In primo grado, la Commissione Tributaria Provinciale rigettava il ricorso, ritenendo che la fruizione dell’esenzione non potesse considerarsi automatica, in assenza di adempimenti dichiarativi e formali da parte del fornitore, sul quale incombeva l’obbligo di comunicare all’Amministrazione gli elementi necessari per la verifica del corretto trattamento fiscale dell’operazione. La decisione veniva tuttavia riformata in appello dalla Commissione Tributaria Regionale (la “CTR”), la quale riconosceva la legittimità della condotta del contribuente, valorizzando l’effettiva destinazione dell’energia a scopi produttivi e l’assenza, nel dettato normativo, di una subordinazione dell’esenzione ad autorizzazioni espresse o alla preventiva installazione di apparati di controllo.

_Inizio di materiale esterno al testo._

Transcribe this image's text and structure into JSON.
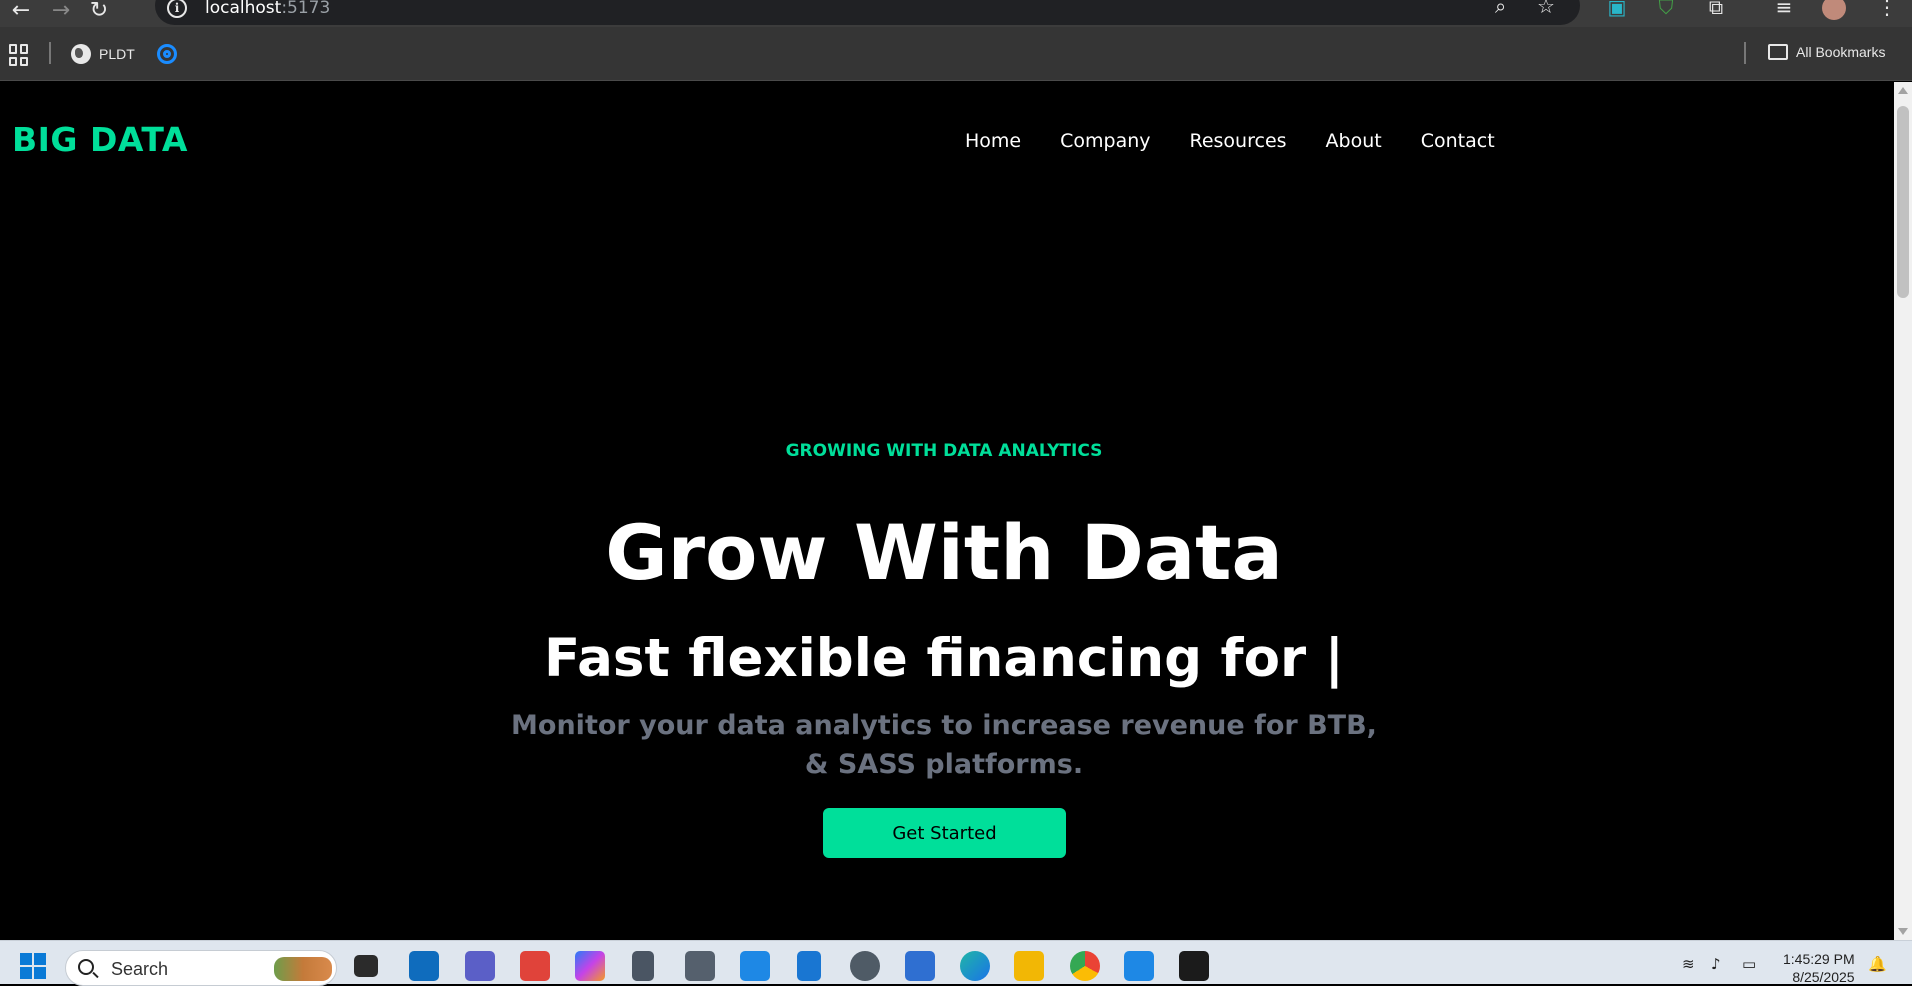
{
  "browser": {
    "url_host": "localhost",
    "url_port": ":5173",
    "bookmarks": [
      {
        "label": "PLDT"
      }
    ],
    "all_bookmarks_label": "All Bookmarks"
  },
  "site": {
    "brand": "BIG DATA",
    "nav": [
      "Home",
      "Company",
      "Resources",
      "About",
      "Contact"
    ],
    "eyebrow": "GROWING WITH DATA ANALYTICS",
    "title": "Grow With Data",
    "subtitle": "Fast flexible financing for |",
    "description": "Monitor your data analytics to increase revenue for BTB, & SASS platforms.",
    "cta_label": "Get Started",
    "accent_color": "#00df9a"
  },
  "taskbar": {
    "search_placeholder": "Search",
    "time": "1:45:29 PM",
    "date": "8/25/2025"
  }
}
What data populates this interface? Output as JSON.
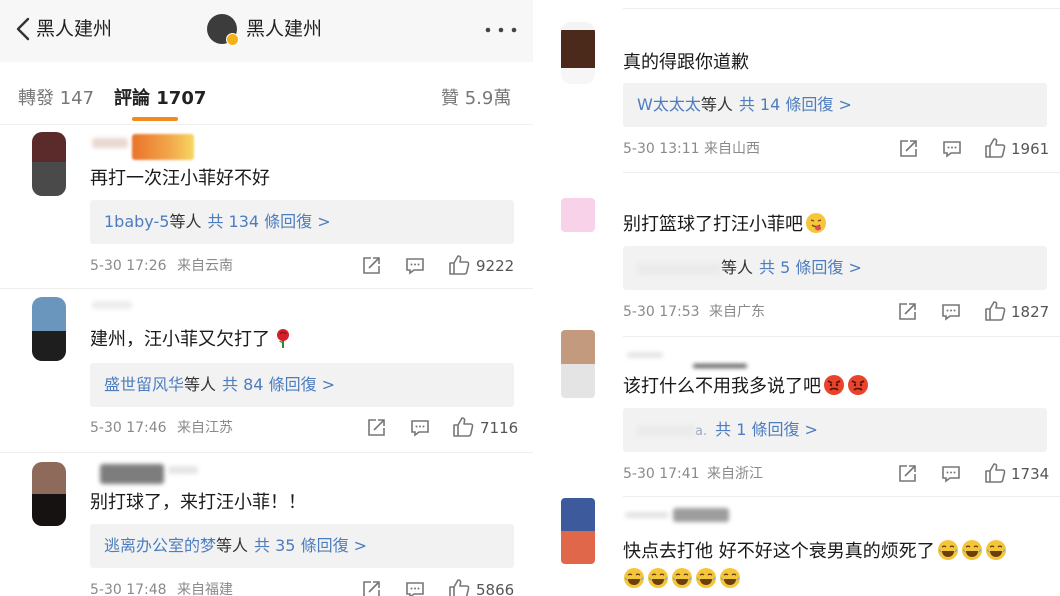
{
  "header": {
    "back_label": "黑人建州",
    "title": "黑人建州"
  },
  "tabs": {
    "repost": "轉發 147",
    "comment": "評論 1707",
    "like": "贊 5.9萬"
  },
  "left_comments": [
    {
      "text": "再打一次汪小菲好不好",
      "reply_users": "1baby-5",
      "reply_mid": "等人",
      "reply_count": "共 134 條回復 >",
      "time": "5-30 17:26",
      "source": "来自云南",
      "likes": "9222"
    },
    {
      "text": "建州，汪小菲又欠打了",
      "emoji": "rose",
      "reply_users": "盛世留风华",
      "reply_mid": "等人",
      "reply_count": "共 84 條回復 >",
      "time": "5-30 17:46",
      "source": "来自江苏",
      "likes": "7116"
    },
    {
      "text": "别打球了，来打汪小菲！！",
      "reply_users": "逃离办公室的梦",
      "reply_mid": "等人",
      "reply_count": "共 35 條回復 >",
      "time": "5-30 17:48",
      "source": "来自福建",
      "likes": "5866"
    }
  ],
  "right_comments": [
    {
      "text": "真的得跟你道歉",
      "reply_users": "W太太太",
      "reply_mid": "等人",
      "reply_count": "共 14 條回復 >",
      "time": "5-30 13:11",
      "source": "来自山西",
      "likes": "1961"
    },
    {
      "text": "别打篮球了打汪小菲吧",
      "emoji": "tongue-face",
      "reply_users": "",
      "reply_mid": "等人",
      "reply_count": "共 5 條回復 >",
      "time": "5-30 17:53",
      "source": "来自广东",
      "likes": "1827"
    },
    {
      "text": "该打什么不用我多说了吧",
      "emoji": "angry-face",
      "reply_users": "",
      "reply_mid": "a.",
      "reply_count": "共 1 條回復 >",
      "time": "5-30 17:41",
      "source": "来自浙江",
      "likes": "1734"
    },
    {
      "text": "快点去打他 好不好这个衰男真的烦死了",
      "emoji": "laugh-cry-face"
    }
  ],
  "colors": {
    "accent": "#f28a1c",
    "link": "#4d7dbf",
    "reply_bg": "#f2f2f2",
    "meta": "#8a8a8a"
  }
}
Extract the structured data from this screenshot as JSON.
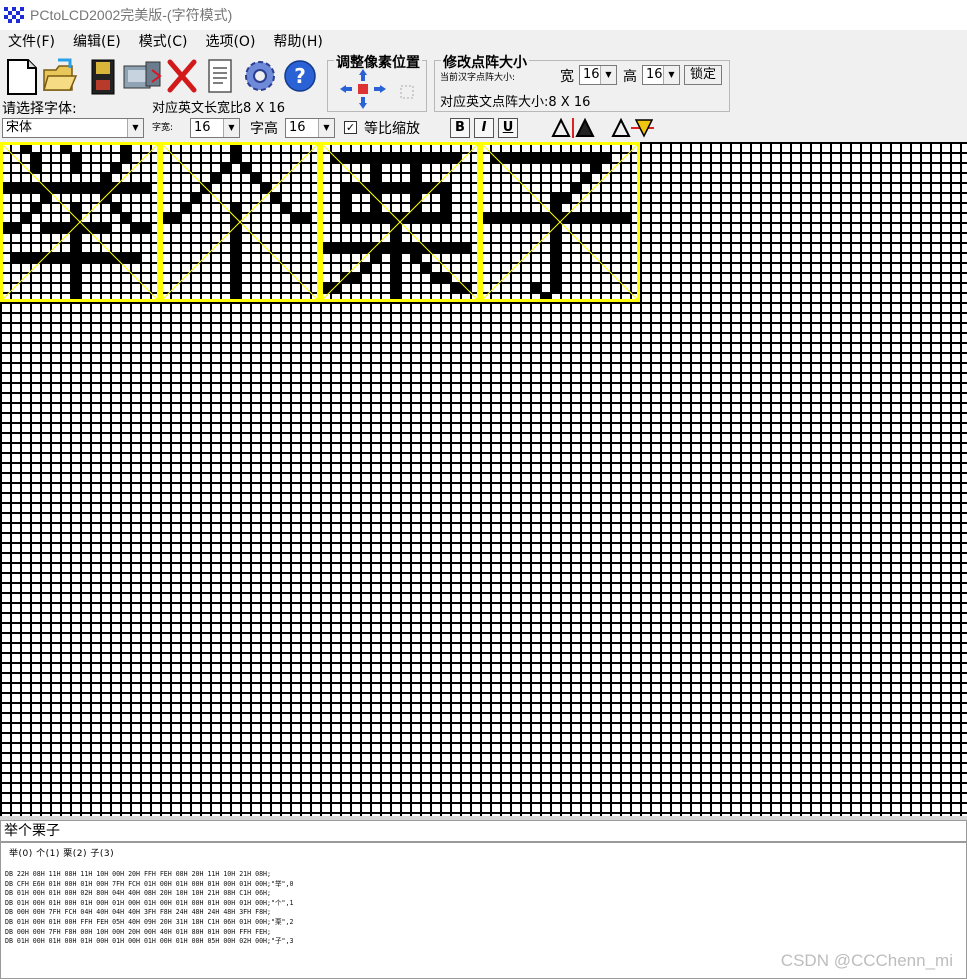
{
  "window": {
    "title": "PCtoLCD2002完美版-(字符模式)"
  },
  "menu": [
    "文件(F)",
    "编辑(E)",
    "模式(C)",
    "选项(O)",
    "帮助(H)"
  ],
  "toolbar": {
    "icons": [
      "new-file-icon",
      "open-folder-icon",
      "save-disk-icon",
      "export-icon",
      "delete-icon",
      "notes-icon",
      "settings-gear-icon",
      "help-icon"
    ],
    "adjust_group_title": "调整像素位置",
    "resize_group_title": "修改点阵大小",
    "current_chinese_size_label": "当前汉字点阵大小:",
    "width_label": "宽",
    "width_value": "16",
    "height_label": "高",
    "height_value": "16",
    "lock_button": "锁定",
    "english_size_label": "对应英文点阵大小:8 X 16",
    "select_font_label": "请选择字体:",
    "english_ratio_label": "对应英文长宽比8 X 16",
    "font_value": "宋体",
    "char_width_label": "字宽:",
    "char_width_value": "16",
    "char_height_label": "字高",
    "char_height_value": "16",
    "proportional_label": "等比缩放",
    "proportional_checked": "✓",
    "bold": "B",
    "italic": "I",
    "underline": "U"
  },
  "glyph_colors": {
    "pixel": "#000000",
    "frame": "#ffff00"
  },
  "input_text": "举个栗子",
  "output": {
    "header": "举(0) 个(1) 栗(2) 子(3)",
    "lines": [
      "DB 22H 08H 11H 08H 11H 10H 00H 20H FFH FEH 08H 20H 11H 10H 21H 08H;",
      "DB CFH E6H 01H 00H 01H 00H 7FH FCH 01H 00H 01H 00H 01H 00H 01H 00H;\"举\",0",
      "DB 01H 00H 01H 00H 02H 80H 04H 40H 08H 20H 10H 10H 21H 08H C1H 06H;",
      "DB 01H 00H 01H 00H 01H 00H 01H 00H 01H 00H 01H 00H 01H 00H 01H 00H;\"个\",1",
      "DB 00H 00H 7FH FCH 04H 40H 04H 40H 3FH F8H 24H 48H 24H 48H 3FH F8H;",
      "DB 01H 00H 01H 00H FFH FEH 05H 40H 09H 20H 31H 18H C1H 06H 01H 00H;\"栗\",2",
      "DB 00H 00H 7FH F8H 00H 10H 00H 20H 00H 40H 01H 80H 01H 00H FFH FEH;",
      "DB 01H 00H 01H 00H 01H 00H 01H 00H 01H 00H 01H 00H 05H 00H 02H 00H;\"子\",3"
    ]
  },
  "watermark": "CSDN @CCChenn_mi"
}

La CTR osservava, infatti, che l’agevolazione trova fondamento nel dato sostanziale, confermato nel caso di specie dalla documentazione prodotta – tra cui la licenza per la produzione di energia elettrica e il verbale di collaudo e avviamento dell’impianto – e che le omissioni formali non potevano incidere sull’an del diritto all’esenzione.
Avverso tale pronuncia, l’Agenzia delle Dogane proponeva ricorso per cassazione, denunciando la violazione e falsa applicazione degli artt. 52, comma 1, lett. a), 55, comma 6, e 56, comma 1 del D.lgs. n. 504/1995, in relazione all’art. 360, comma 1, n. 3 c.p.c., lamentando che la contribuente non avesse dimostrato l’effettivo utilizzo dell’energia per la sola produzione di elettricità o per il mantenimento della capacità produttiva, e che, nel caso di impieghi promiscuamente destinati anche alla cessione in rete, sarebbe stata necessaria la preventiva richiesta all’Ufficio doganale, che avrebbe potuto subordinare l’esenzione all’adozione di “speciali congegni di sicurezza o di apparecchi atti ad impedire l’impiego di energia elettrica a scopo diverso da quello dichiarato”.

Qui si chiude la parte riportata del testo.